Tagliabue reminded clubs that cooperating with the networks does have its limits and to exercise necessary discretion. Tagliabue urged all to read an attached New York Times op-ed piece by Steelers owner Dan Rooney, who blasted the Monday night opening as "disgraceful."
Here is a copy of the Tagliabue memo:
"As many of you have already stated, the opening segment of the November 15 telecast of "Monday Night Football" was inappropriate, tasteless, and completely unsuitable for our audience. ABC has apologized publicly for airing this opening.
"We are continuing to focus on all of our business partner relationships (networks, licensees, sponsors, etc.) to ensure that they understand and share our perspective on how we expect the League, all clubs and NFL football to be presented and represented.

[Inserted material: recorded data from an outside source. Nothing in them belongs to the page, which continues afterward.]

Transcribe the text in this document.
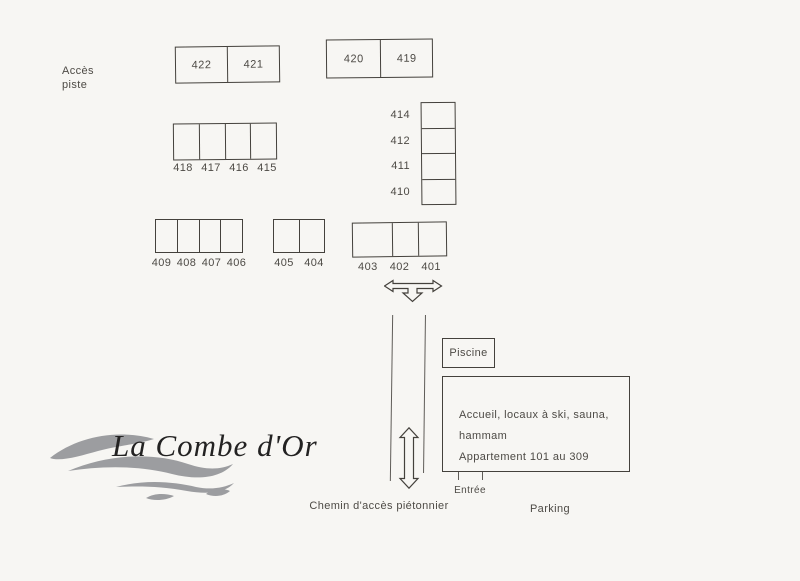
Accès
piste
422	421	420	419
414
412
411
410
418 417 416 415
409 408 407 406	405 404	403	402	401
Piscine
Accueil, locaux à ski, sauna, hammam
Appartement 101 au 309
Entrée
Parking
Chemin d'accès piétonnier
La Combe d'Or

"On network television, while League policies continue to require clubs to cooperate with the television networks, clubs are not obligated simply to accede to every network request. Rather, it is incumbent upon everyone to use discretion and good judgment, and to carefully consider the NFL's audience -- a national audience of all ages, backgrounds and interests (including families and young people who play sports and learn about sports' values from the NFL). Our job is to serve that audience with appealing football programming, not to alienate it.
"Needless to say, this audience has strong and widely varying views of what should and should not be part of the telecast of an NFL football game. So our challenge is broad, but we must be up to it -- as we have been for the past forty-five years of network television.
"The New York Times invited Dan Rooney to write a piece on this issue for today's editorial page. A copy of the column is attached. I urge everyone to read it carefully and consider its important message."
ESPN's Chris Mortenson contributed to this report.